Like Bonin and O'Connor, Nichols also noted that Vermont's small businesses operate with small margins.

“Particularly for those towns where a lot of their revenue is tourist driven, it's never more important for us to buy local as much as possible,” she said.

“Frankly, in a state with a small population, the community business economy is completely dependent on the extra visitor population,” said Nichols, who said she has felt bolstered by the creative “grit” of businesses and the communities that support them.

The Main Street Alliance is advocating for multiple policy changes to support what the organization calls “pandemic resilience.” These measures include direct financial support to small businesses and funding for states and municipalities to provide public health services.

The organization is also advocating for workers to draw unemployment until supportive health systems are in place. Such systems include testing, child care, and schooling.

Finally, the organization wants the federal government to create mechanisms to remove systemic racial and economic inequities such as investing in programs that serve communities of color.

All COVID-19-related programs should also be evaluated “for potential to produce racially disparate outcomes and adjusted to promote equity,” she said.

Taking it slow

Meanwhile, in the recently reopened stores, proprietors are adjusting to address consumer apprehension about a return to shopping.

At the Shoe Tree, Ellis said he wanted customers to feel safe coming into his store. Everything gets disinfected, he said.

“It feels good to be open again,” he said.
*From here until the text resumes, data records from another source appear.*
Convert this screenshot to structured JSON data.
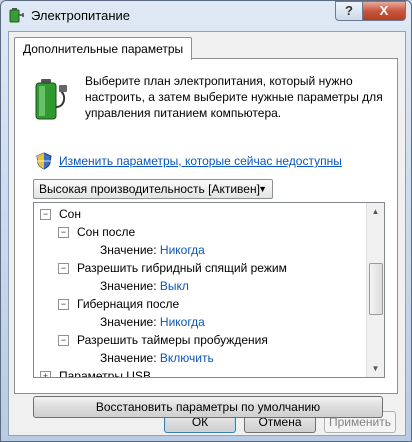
{
  "window": {
    "title": "Электропитание",
    "help_label": "?",
    "close_label": "X"
  },
  "tab": {
    "label": "Дополнительные параметры"
  },
  "description": "Выберите план электропитания, который нужно настроить, а затем выберите нужные параметры для управления питанием компьютера.",
  "change_link": "Изменить параметры, которые сейчас недоступны",
  "plan_select": {
    "value": "Высокая производительность [Активен]"
  },
  "tree": {
    "sleep": {
      "label": "Сон",
      "expander": "⊟"
    },
    "sleep_after": {
      "label": "Сон после",
      "value_label": "Значение:",
      "value": "Никогда"
    },
    "hybrid": {
      "label": "Разрешить гибридный спящий режим",
      "value_label": "Значение:",
      "value": "Выкл"
    },
    "hibernate": {
      "label": "Гибернация после",
      "value_label": "Значение:",
      "value": "Никогда"
    },
    "wake_timers": {
      "label": "Разрешить таймеры пробуждения",
      "value_label": "Значение:",
      "value": "Включить"
    },
    "usb": {
      "label": "Параметры USB"
    }
  },
  "restore_button": "Восстановить параметры по умолчанию",
  "buttons": {
    "ok": "ОК",
    "cancel": "Отмена",
    "apply": "Применить"
  },
  "icons": {
    "app": "power-options-icon",
    "battery": "battery-plug-icon",
    "shield": "uac-shield-icon"
  }
}
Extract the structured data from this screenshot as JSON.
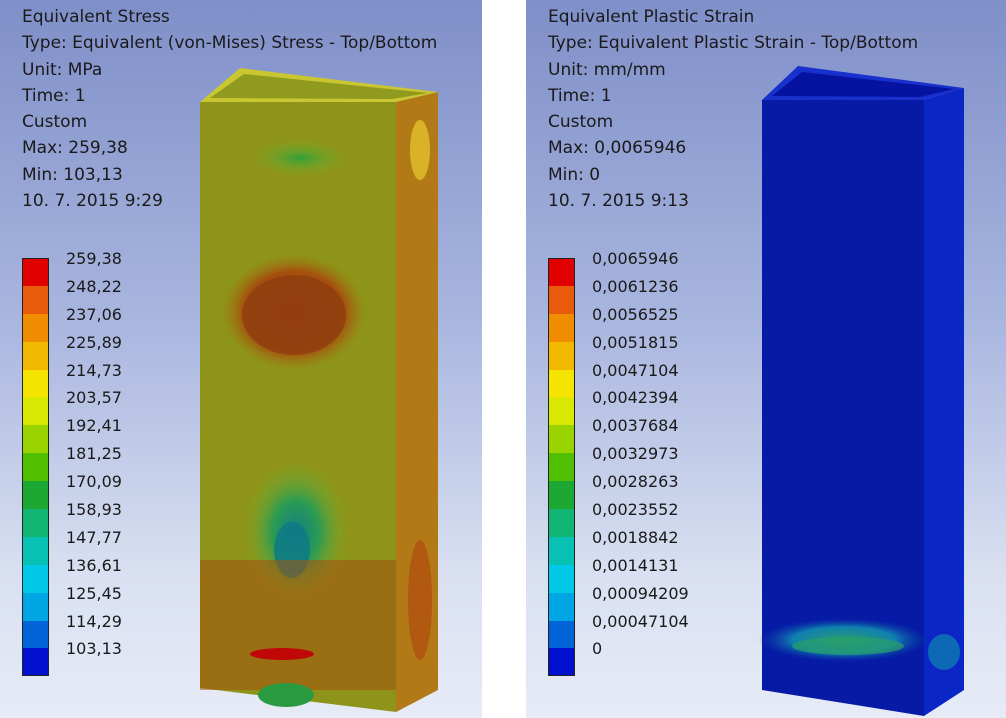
{
  "left_panel": {
    "title": "Equivalent Stress",
    "type": "Type: Equivalent (von-Mises) Stress - Top/Bottom",
    "unit": "Unit: MPa",
    "time": "Time: 1",
    "scale_mode": "Custom",
    "max": "Max: 259,38",
    "min": "Min: 103,13",
    "date": "10. 7. 2015 9:29",
    "legend": [
      {
        "value": "259,38",
        "color": "#e00000"
      },
      {
        "value": "248,22",
        "color": "#e85a0c"
      },
      {
        "value": "237,06",
        "color": "#f08c00"
      },
      {
        "value": "225,89",
        "color": "#f2b800"
      },
      {
        "value": "214,73",
        "color": "#f4e400"
      },
      {
        "value": "203,57",
        "color": "#d8e800"
      },
      {
        "value": "192,41",
        "color": "#9ad400"
      },
      {
        "value": "181,25",
        "color": "#50c000"
      },
      {
        "value": "170,09",
        "color": "#1ca832"
      },
      {
        "value": "158,93",
        "color": "#12b474"
      },
      {
        "value": "147,77",
        "color": "#08c0b4"
      },
      {
        "value": "136,61",
        "color": "#00c8e6"
      },
      {
        "value": "125,45",
        "color": "#00a6e4"
      },
      {
        "value": "114,29",
        "color": "#0064d8"
      },
      {
        "value": "103,13",
        "color": "#0010cc"
      }
    ]
  },
  "right_panel": {
    "title": "Equivalent Plastic Strain",
    "type": "Type: Equivalent Plastic Strain - Top/Bottom",
    "unit": "Unit: mm/mm",
    "time": "Time: 1",
    "scale_mode": "Custom",
    "max": "Max: 0,0065946",
    "min": "Min: 0",
    "date": "10. 7. 2015 9:13",
    "legend": [
      {
        "value": "0,0065946",
        "color": "#e00000"
      },
      {
        "value": "0,0061236",
        "color": "#e85a0c"
      },
      {
        "value": "0,0056525",
        "color": "#f08c00"
      },
      {
        "value": "0,0051815",
        "color": "#f2b800"
      },
      {
        "value": "0,0047104",
        "color": "#f4e400"
      },
      {
        "value": "0,0042394",
        "color": "#d8e800"
      },
      {
        "value": "0,0037684",
        "color": "#9ad400"
      },
      {
        "value": "0,0032973",
        "color": "#50c000"
      },
      {
        "value": "0,0028263",
        "color": "#1ca832"
      },
      {
        "value": "0,0023552",
        "color": "#12b474"
      },
      {
        "value": "0,0018842",
        "color": "#08c0b4"
      },
      {
        "value": "0,0014131",
        "color": "#00c8e6"
      },
      {
        "value": "0,00094209",
        "color": "#00a6e4"
      },
      {
        "value": "0,00047104",
        "color": "#0064d8"
      },
      {
        "value": "0",
        "color": "#0010cc"
      }
    ]
  }
}
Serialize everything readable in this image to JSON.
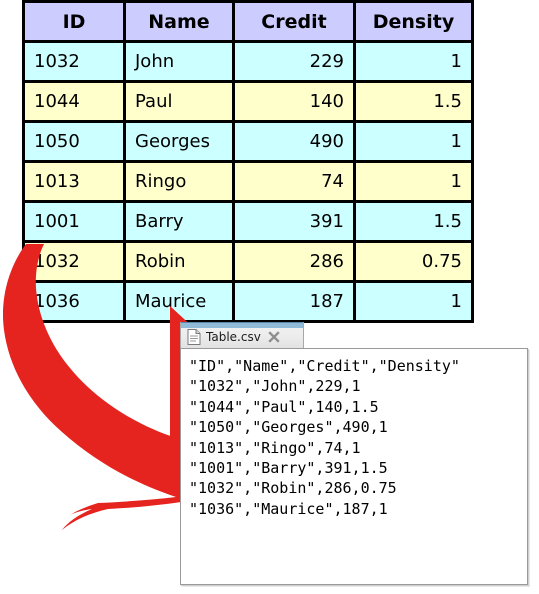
{
  "table": {
    "name": "spreadsheet-table",
    "columns": [
      "ID",
      "Name",
      "Credit",
      "Density"
    ],
    "rows": [
      {
        "id": "1032",
        "name": "John",
        "credit": "229",
        "density": "1"
      },
      {
        "id": "1044",
        "name": "Paul",
        "credit": "140",
        "density": "1.5"
      },
      {
        "id": "1050",
        "name": "Georges",
        "credit": "490",
        "density": "1"
      },
      {
        "id": "1013",
        "name": "Ringo",
        "credit": "74",
        "density": "1"
      },
      {
        "id": "1001",
        "name": "Barry",
        "credit": "391",
        "density": "1.5"
      },
      {
        "id": "1032",
        "name": "Robin",
        "credit": "286",
        "density": "0.75"
      },
      {
        "id": "1036",
        "name": "Maurice",
        "credit": "187",
        "density": "1"
      }
    ],
    "colors": {
      "header_background": "#ccccff",
      "row_odd_background": "#ccffff",
      "row_even_background": "#ffffcc",
      "border": "#000000"
    }
  },
  "arrow": {
    "name": "red-curved-arrow",
    "color": "#e5231f",
    "direction": "from-table-to-csv-file"
  },
  "csv_window": {
    "tab": {
      "label": "Table.csv",
      "document_icon": "document-icon",
      "close_icon": "close-icon"
    },
    "content": "\"ID\",\"Name\",\"Credit\",\"Density\"\n\"1032\",\"John\",229,1\n\"1044\",\"Paul\",140,1.5\n\"1050\",\"Georges\",490,1\n\"1013\",\"Ringo\",74,1\n\"1001\",\"Barry\",391,1.5\n\"1032\",\"Robin\",286,0.75\n\"1036\",\"Maurice\",187,1"
  }
}
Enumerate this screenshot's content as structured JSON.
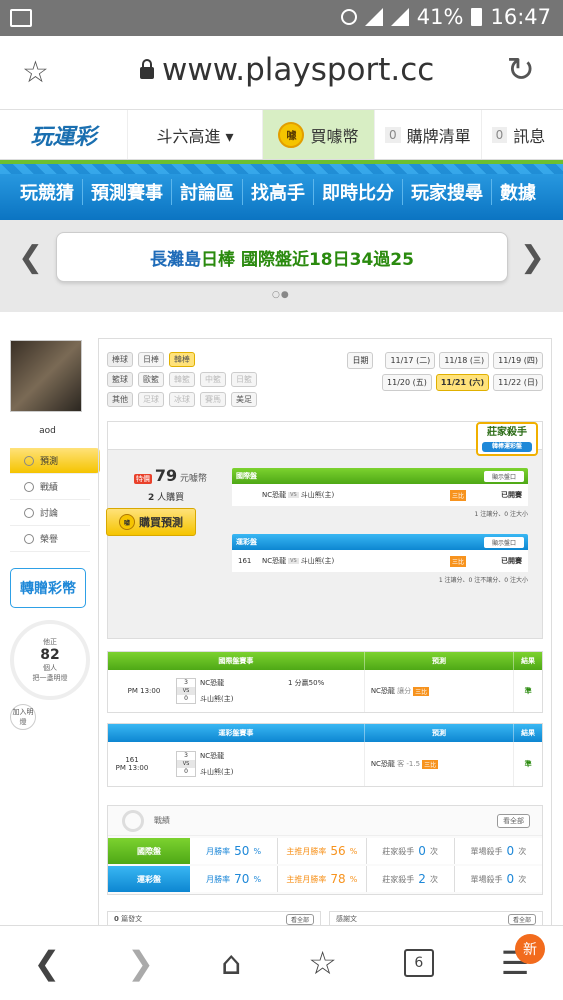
{
  "status": {
    "battery": "41%",
    "time": "16:47"
  },
  "browser": {
    "url": "www.playsport.cc"
  },
  "site": {
    "logo": "玩運彩"
  },
  "topnav": {
    "selector": "斗六高進 ▾",
    "buy_coin": "買噱幣",
    "coin_icon": "噱",
    "cart_count": "0",
    "cart": "購牌清單",
    "msg_count": "0",
    "msg": "訊息"
  },
  "menu": [
    "玩競猜",
    "預測賽事",
    "討論區",
    "找高手",
    "即時比分",
    "玩家搜尋",
    "數據"
  ],
  "banner": {
    "part1": "長灘島 ",
    "part2": "日棒 國際盤近18日34過25",
    "dots": "○●"
  },
  "sidebar": {
    "username": "aod",
    "items": [
      {
        "label": "預測"
      },
      {
        "label": "戰績"
      },
      {
        "label": "討論"
      },
      {
        "label": "榮譽"
      }
    ],
    "transfer": "轉贈彩幣",
    "stat_top": "他正",
    "stat_num": "82",
    "stat_unit": "個人",
    "stat_bottom": "把一盞明燈",
    "add": "加入明燈"
  },
  "filters": {
    "baseball_label": "棒球",
    "baseball": [
      "日棒",
      "韓棒"
    ],
    "basketball_label": "籃球",
    "basketball": [
      "歐籃",
      "韓籃",
      "中籃",
      "日籃"
    ],
    "other_label": "其他",
    "other": [
      "足球",
      "冰球",
      "賽馬",
      "美足"
    ]
  },
  "dates": {
    "label": "日期",
    "row1": [
      "11/17 (二)",
      "11/18 (三)",
      "11/19 (四)"
    ],
    "row2": [
      "11/20 (五)",
      "11/21 (六)",
      "11/22 (日)"
    ]
  },
  "prediction": {
    "killer_title": "莊家殺手",
    "killer_sub": "韓棒運彩盤",
    "special": "特價",
    "price": "79",
    "price_unit": "元噱幣",
    "buyers": "2",
    "buyers_unit": "人購買",
    "buy_button": "購買預測",
    "buy_coin": "噱",
    "intl": {
      "title": "國際盤",
      "btn": "顯示盤口",
      "num": "",
      "home": "NC恐龍",
      "vs": "VS",
      "away": "斗山熊(主)",
      "icon": "三比",
      "status": "已開賽",
      "note": "1 注讓分、0 注大小"
    },
    "lottery": {
      "title": "運彩盤",
      "btn": "顯示盤口",
      "num": "161",
      "home": "NC恐龍",
      "vs": "VS",
      "away": "斗山熊(主)",
      "icon": "三比",
      "status": "已開賽",
      "note": "1 注讓分、0 注不讓分、0 注大小"
    }
  },
  "table1": {
    "headers": [
      "國際盤賽事",
      "預測",
      "結果"
    ],
    "num": "",
    "time": "PM 13:00",
    "score_home": "3",
    "vs": "VS",
    "score_away": "0",
    "home": "NC恐龍",
    "away": "斗山熊(主)",
    "line": "1 分贏50%",
    "pick": "NC恐龍",
    "pick_type": "讓分",
    "tag": "三比",
    "result": "準"
  },
  "table2": {
    "headers": [
      "運彩盤賽事",
      "預測",
      "結果"
    ],
    "num": "161",
    "time": "PM 13:00",
    "score_home": "3",
    "vs": "VS",
    "score_away": "0",
    "home": "NC恐龍",
    "away": "斗山熊(主)",
    "line": "",
    "pick": "NC恐龍",
    "pick_type": "客 -1.5",
    "tag": "三比",
    "result": "準"
  },
  "record": {
    "title": "戰績",
    "see_all": "看全部",
    "intl": {
      "label": "國際盤",
      "monthly": "月勝率",
      "monthly_val": "50",
      "pct": "%",
      "main": "主推月勝率",
      "main_val": "56",
      "killer": "莊家殺手",
      "killer_val": "0",
      "killer_unit": "次",
      "single": "單場殺手",
      "single_val": "0",
      "single_unit": "次"
    },
    "lottery": {
      "label": "運彩盤",
      "monthly": "月勝率",
      "monthly_val": "70",
      "pct": "%",
      "main": "主推月勝率",
      "main_val": "78",
      "killer": "莊家殺手",
      "killer_val": "2",
      "killer_unit": "次",
      "single": "單場殺手",
      "single_val": "0",
      "single_unit": "次"
    }
  },
  "bottom": {
    "posts_count": "0",
    "posts": "篇發文",
    "see_all": "看全部",
    "thanks": "感謝文",
    "see_all2": "看全部"
  },
  "botnav": {
    "tabs_count": "6",
    "new_badge": "新"
  }
}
Pointing to Beadnik's hand-sanitizing station, Robertshaw said her team is ready. They are still figuring out the details in the guidance issued by the state around store occupancy numbers, so they will be monitoring customers closely.

“I hope people will eventually start coming back into the world of non-isolation,” she said. “It's nice to see people.”

Faust said that his fellow business owners in other states that have already resumed retail operations have told him that their customers did return, eventually. He expects business will slowly pick up as people feel more comfortable venturing out.

In the meantime, he feels optimistic for a “trickle-down effect.”

And he said the state's measured response to the pandemic and its slow approach on lifting the emergency orders could be good for business, and the economy in the long run, by giving customers the confidence that the virus is under control. That, in turn, could mean that people will want to move here, or vacation here.

“One way or another, they'll come to Vermont,” Faust said.

“Vermont did so well [managing] the virus.”